- Interactive map of Krugersdrift Dam
- Official name: Krugersdrift Dam
- Country: South Africa
- Location: Free State
- Coordinates: 28°53′1″S 25°57′0″E﻿ / ﻿28.88361°S 25.95000°E
- Purpose: Irrigation
- Opening date: 1970
- Owner: Department of Water Affairs

Dam and spillways
- Type of dam: Arch-gravity dam
- Impounds: Modder River
- Height: 25 m (82 ft)
- Length: 4,956 m (16,260 ft)

Reservoir
- Creates: Krugerdrift Dam Reservoir
- Total capacity: 66,000,000 m^{3} (54,000 acre⋅ft)
- Catchment area: 6,331 km^{2} (2,444 mi^{2})
- Surface area: 1,853 ha (4,580 acres)

= Krugersdrift Dam =

The Krugersdrift Dam in the Modder River is 35 km northwest of Bloemfontein, Free State Province of South Africa with a capacity of 73.2 million cubic metres. It was built in 1970 with a wall length of 3114 m, height of 26 m and a surface area of 1 853 ha. The huge dam is very shallow and can lose its water in a short period of time due to usage and evaporation. The dam is situated in the Soetdoring Nature Reserve and holds yellowfish, Orange River mudfish, barbel and carp.

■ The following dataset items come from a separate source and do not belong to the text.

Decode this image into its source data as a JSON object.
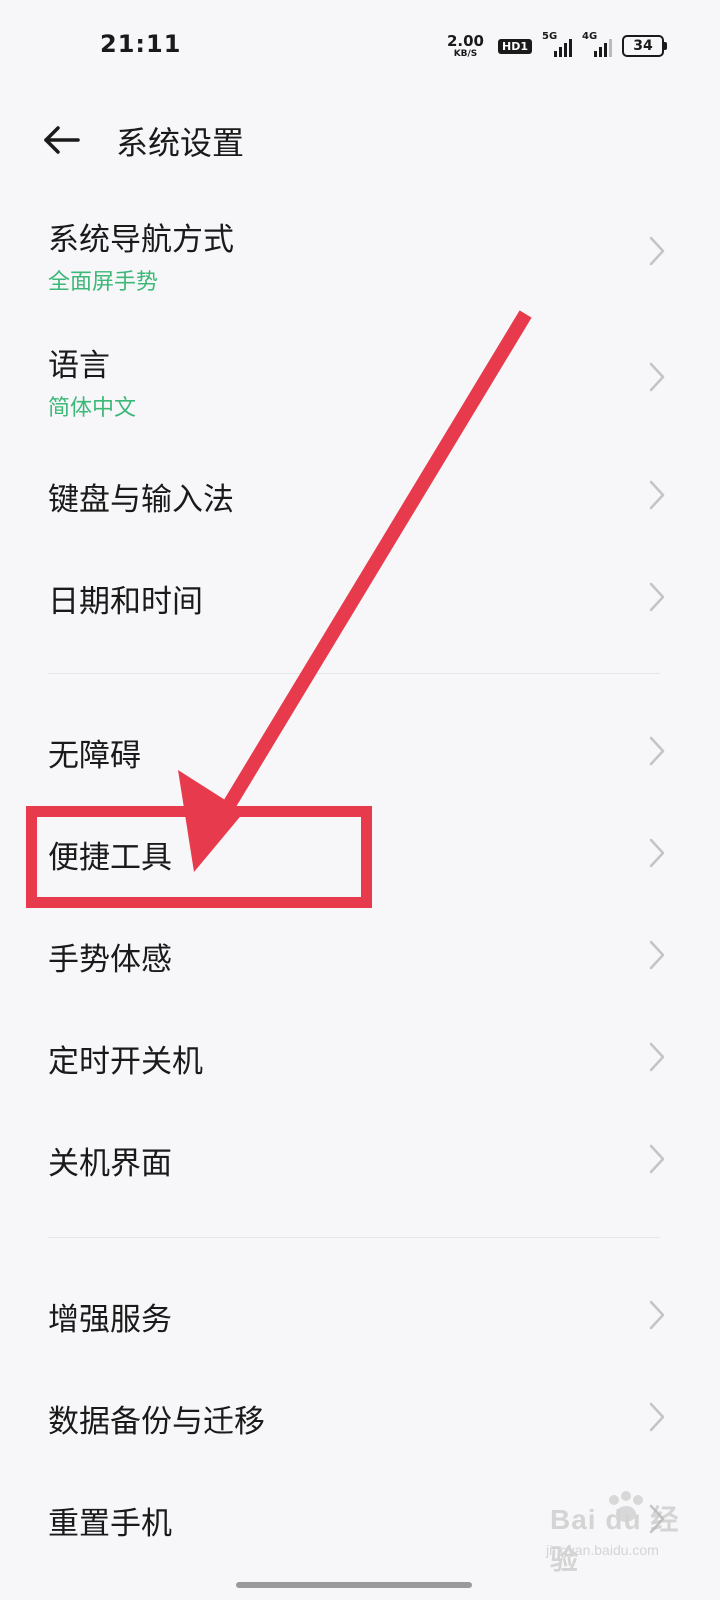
{
  "status_bar": {
    "time": "21:11",
    "net_speed_value": "2.00",
    "net_speed_unit": "KB/S",
    "hd_label": "HD1",
    "signal_1_label": "5G",
    "signal_2_label": "4G",
    "battery_level": "34"
  },
  "header": {
    "title": "系统设置",
    "back_icon": "arrow-left-icon"
  },
  "items": [
    {
      "label": "系统导航方式",
      "sub": "全面屏手势"
    },
    {
      "label": "语言",
      "sub": "简体中文"
    },
    {
      "label": "键盘与输入法",
      "sub": ""
    },
    {
      "label": "日期和时间",
      "sub": ""
    },
    {
      "label": "无障碍",
      "sub": ""
    },
    {
      "label": "便捷工具",
      "sub": ""
    },
    {
      "label": "手势体感",
      "sub": ""
    },
    {
      "label": "定时开关机",
      "sub": ""
    },
    {
      "label": "关机界面",
      "sub": ""
    },
    {
      "label": "增强服务",
      "sub": ""
    },
    {
      "label": "数据备份与迁移",
      "sub": ""
    },
    {
      "label": "重置手机",
      "sub": ""
    }
  ],
  "colors": {
    "accent_green": "#3cb878",
    "annotation_red": "#e83a4d",
    "background": "#f7f7f9"
  },
  "annotation": {
    "highlighted_item_index": 5
  },
  "watermark": {
    "brand": "Bai du 经验",
    "sub": "jingyan.baidu.com"
  }
}
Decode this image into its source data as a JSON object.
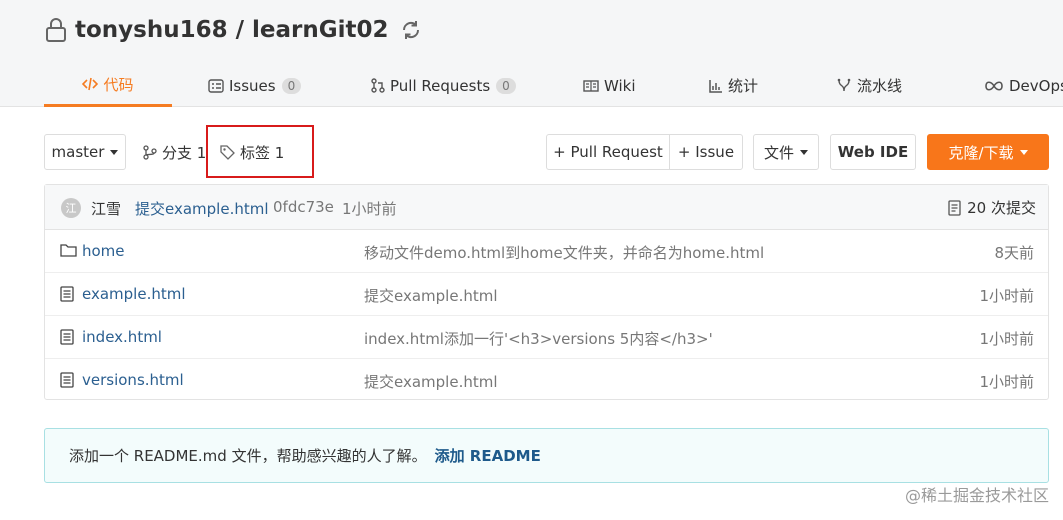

It is a popular birding venue with large numbers of South African shelduck, Spur-winged geese and Egyptian geese. Access to the reserve is from the Bloemfontein-Bultfontein road (R700) or from the Bloemfontein-Kimberley road (R64); the reserve is about 40 kilometres from Bloemfontein's city centre.